I'm sorry I've been out of touch, my son just got back from Japan. I've got your printed out book with me and I'll get to it as soon as we get settled.

I am pretty much with you, or Ward I guess, on the parsimony issue.

I had an internet argument a few months back that I would like your opinion about; I argued that it would be impossible for an outside observer to "scientifically" detect the existence of a book; specifically I think it was Pride and Prejudice. Not a copy of the book, but the novel itself.

At the time, I was silenced by my interlocuter (is that the right word?) saying that someone (a space alien I guess!) could detect the behavior the book caused. I've thought about it a lot, and think that this is wrong now; to "understand" the behavior caused by the novel (and thus "detect" the novel) one would already have to be in a Heideggerian life world where that behavior would make sense. In other words, if you could "detect" P and P behavior, you would already be able to read the book and "know" its existence in the non-scientific way we all know it.

This probably can be turned into an argument against scientism in general, and it is probably not at all original though I haven't seen any discuss a thought experiment like this.
- (can't use email at the moment...)

Joseph Hinman (Metacrock) said...

Hey Rudy good to hear from you. I'm not quite sure I understand what it would mean to "detect the novel itself." The elaboration you give reminds me of the problem dealt with my the M scale the study of mystical experience.

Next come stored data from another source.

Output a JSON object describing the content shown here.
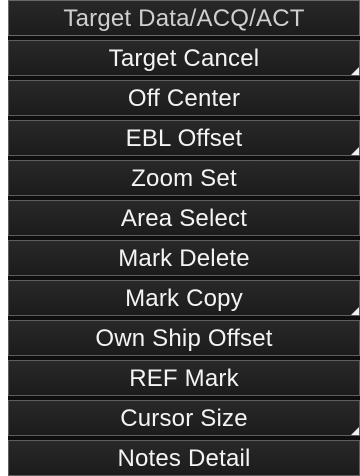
{
  "menu": {
    "items": [
      {
        "label": "Target Data/ACQ/ACT",
        "header": true,
        "submenu": false
      },
      {
        "label": "Target Cancel",
        "header": false,
        "submenu": true
      },
      {
        "label": "Off Center",
        "header": false,
        "submenu": false
      },
      {
        "label": "EBL Offset",
        "header": false,
        "submenu": true
      },
      {
        "label": "Zoom Set",
        "header": false,
        "submenu": false
      },
      {
        "label": "Area Select",
        "header": false,
        "submenu": false
      },
      {
        "label": "Mark Delete",
        "header": false,
        "submenu": false
      },
      {
        "label": "Mark Copy",
        "header": false,
        "submenu": true
      },
      {
        "label": "Own Ship Offset",
        "header": false,
        "submenu": false
      },
      {
        "label": "REF Mark",
        "header": false,
        "submenu": false
      },
      {
        "label": "Cursor Size",
        "header": false,
        "submenu": true
      },
      {
        "label": "Notes Detail",
        "header": false,
        "submenu": false
      }
    ]
  }
}
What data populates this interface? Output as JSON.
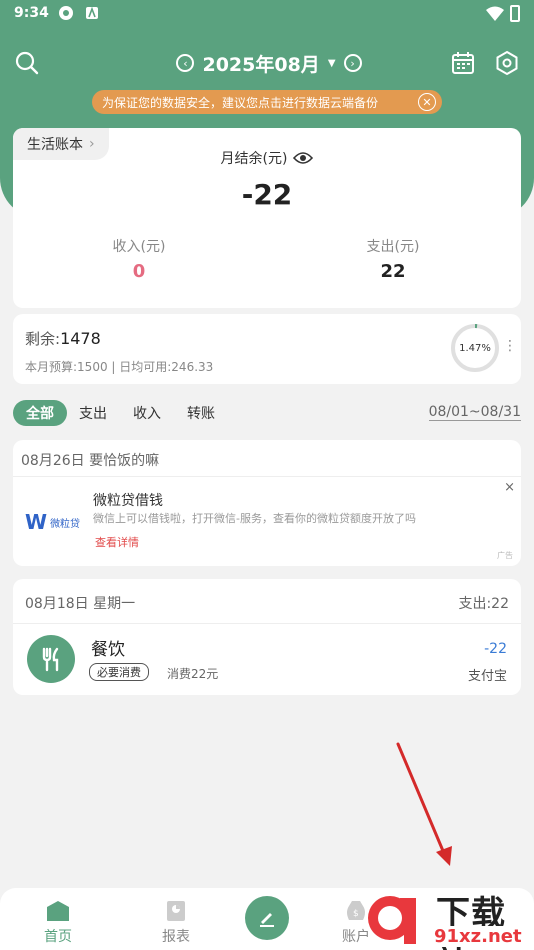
{
  "status_bar": {
    "time": "9:34"
  },
  "header": {
    "month": "2025年08月",
    "banner": "为保证您的数据安全，建议您点击进行数据云端备份"
  },
  "summary": {
    "book_name": "生活账本",
    "balance_label": "月结余(元)",
    "balance_value": "-22",
    "income_label": "收入(元)",
    "income_value": "0",
    "expense_label": "支出(元)",
    "expense_value": "22"
  },
  "budget": {
    "remain_label": "剩余:",
    "remain_value": "1478",
    "detail": "本月预算:1500 | 日均可用:246.33",
    "percent_text": "1.47%",
    "percent_used": 1.47
  },
  "filters": {
    "items": [
      "全部",
      "支出",
      "收入",
      "转账"
    ],
    "range": "08/01~08/31"
  },
  "ad_group": {
    "date_label": "08月26日  要恰饭的嘛",
    "logo_mark": "W",
    "logo_text": "微粒贷",
    "title": "微粒贷借钱",
    "desc": "微信上可以借钱啦，打开微信-服务，查看你的微粒贷额度开放了吗",
    "link": "查看详情",
    "close": "×",
    "tag": "广告"
  },
  "tx_group": {
    "date": "08月18日    星期一",
    "total": "支出:22",
    "category": "餐饮",
    "tag": "必要消费",
    "note": "消费22元",
    "amount": "-22",
    "method": "支付宝"
  },
  "tabbar": {
    "home": "首页",
    "report": "报表",
    "account": "账户"
  },
  "watermark": {
    "big": "下载站",
    "url": "91xz.net"
  },
  "colors": {
    "primary": "#5aa27f",
    "banner": "#e39a50",
    "income": "#e56b81",
    "amount": "#3a7bd5"
  }
}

When researchers say they produced religious experiences by stimulating parts of the brain, what are they calling a religious experience? How do do they know what one is to begin with unless they already have a theory and some data about the nature of religion and its' effects upon people.

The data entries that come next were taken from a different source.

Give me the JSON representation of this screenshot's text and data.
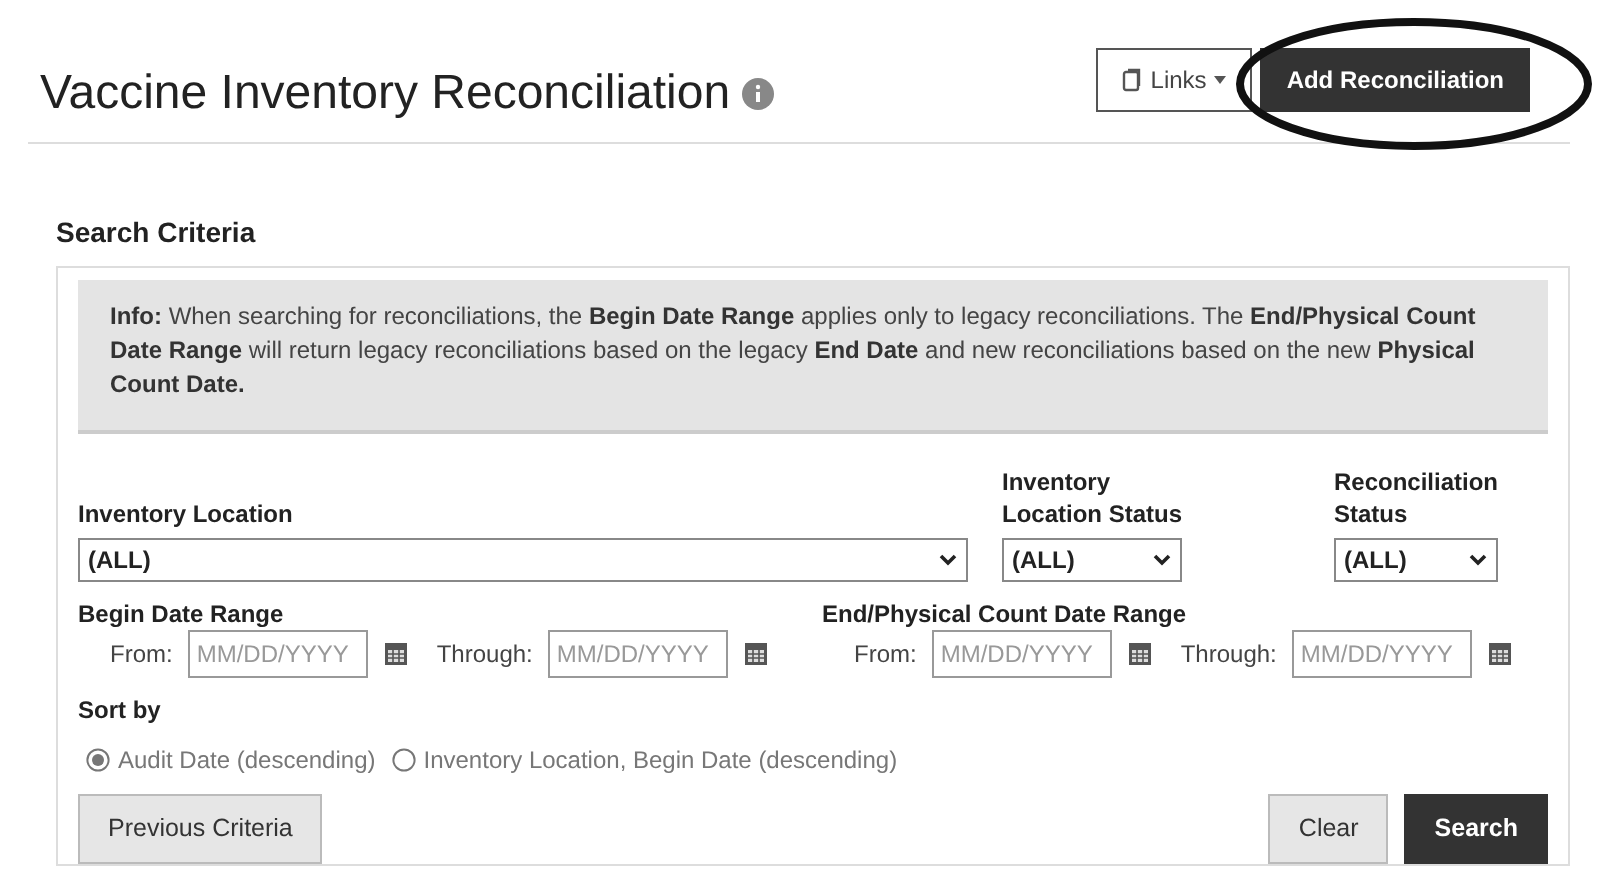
{
  "page": {
    "title": "Vaccine Inventory Reconciliation"
  },
  "header_buttons": [
    {
      "label": "Links",
      "kind": "dropdown"
    },
    {
      "label": "Add Reconciliation",
      "kind": "primary"
    }
  ],
  "section_title": "Search Criteria",
  "info": "**Info:** When searching for reconciliations, the **Begin Date Range** applies only to legacy reconciliations. The **End/Physical Count Date Range** will return legacy reconciliations based on the legacy **End Date** and new reconciliations based on the new **Physical Count Date.**",
  "filters": [
    {
      "label": "Inventory Location",
      "value": "(ALL)"
    },
    {
      "label": "Inventory Location Status",
      "value": "(ALL)"
    },
    {
      "label": "Reconciliation Status",
      "value": "(ALL)"
    }
  ],
  "date_ranges": [
    {
      "label": "Begin Date Range",
      "fields": [
        {
          "label": "From:",
          "placeholder": "MM/DD/YYYY"
        },
        {
          "label": "Through:",
          "placeholder": "MM/DD/YYYY"
        }
      ]
    },
    {
      "label": "End/Physical Count Date Range",
      "fields": [
        {
          "label": "From:",
          "placeholder": "MM/DD/YYYY"
        },
        {
          "label": "Through:",
          "placeholder": "MM/DD/YYYY"
        }
      ]
    }
  ],
  "sort": {
    "label": "Sort by",
    "options": [
      {
        "label": "Audit Date (descending)",
        "selected": true
      },
      {
        "label": "Inventory Location, Begin Date (descending)",
        "selected": false
      }
    ]
  },
  "actions": [
    {
      "label": "Previous Criteria",
      "kind": "secondary"
    },
    {
      "label": "Clear",
      "kind": "secondary"
    },
    {
      "label": "Search",
      "kind": "primary"
    }
  ]
}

That's why the M scale was needed, to estabish a control for "mystical experience."It did that by validating W.T. Staces's theory. It has been corroborated pretty nicely (even though the brain searchers don' use it). It can determine if one had a Stace-like experience. But it also assumes Stace's style of experience is the only kind of mystical experience.

I don't mean to say that it's inventor Ralph Hood believes that Stace has the lock on mystical experience but in terms of what can be validated.

The idea that we can detect the effects of a novel though behavior is silly in my view. the variables are too complex in society to isolate the effects of one book.

Rudy said...

I think that the question is whether the novel would be detectable, even in theory. So while the behavior variables might be too complicated, other complex phenomena like, say, illness, are usually considered scientific phenomena even though they have a pretty complicated culture context.

But yes, the novel is the same as religious experience; the brain scientist already shares the same tacit, background assumptions about what a religious experience "should" look like.

I will look for the M scale, that sounds really interesting. But William James only scratched the surface, as he knew, and Varieties already had a more complex view of religion than brain science!

Joseph Hinman (Metacrock) said...

Exactly! Ralph Hood, inventor of the M scale is a huge fan of William James. He argues James' opponents were just the same as modern chemical reductionists. Many of James' answers still work today.

This is in the territory of my first book. We are busting guts to get it out by Christmas.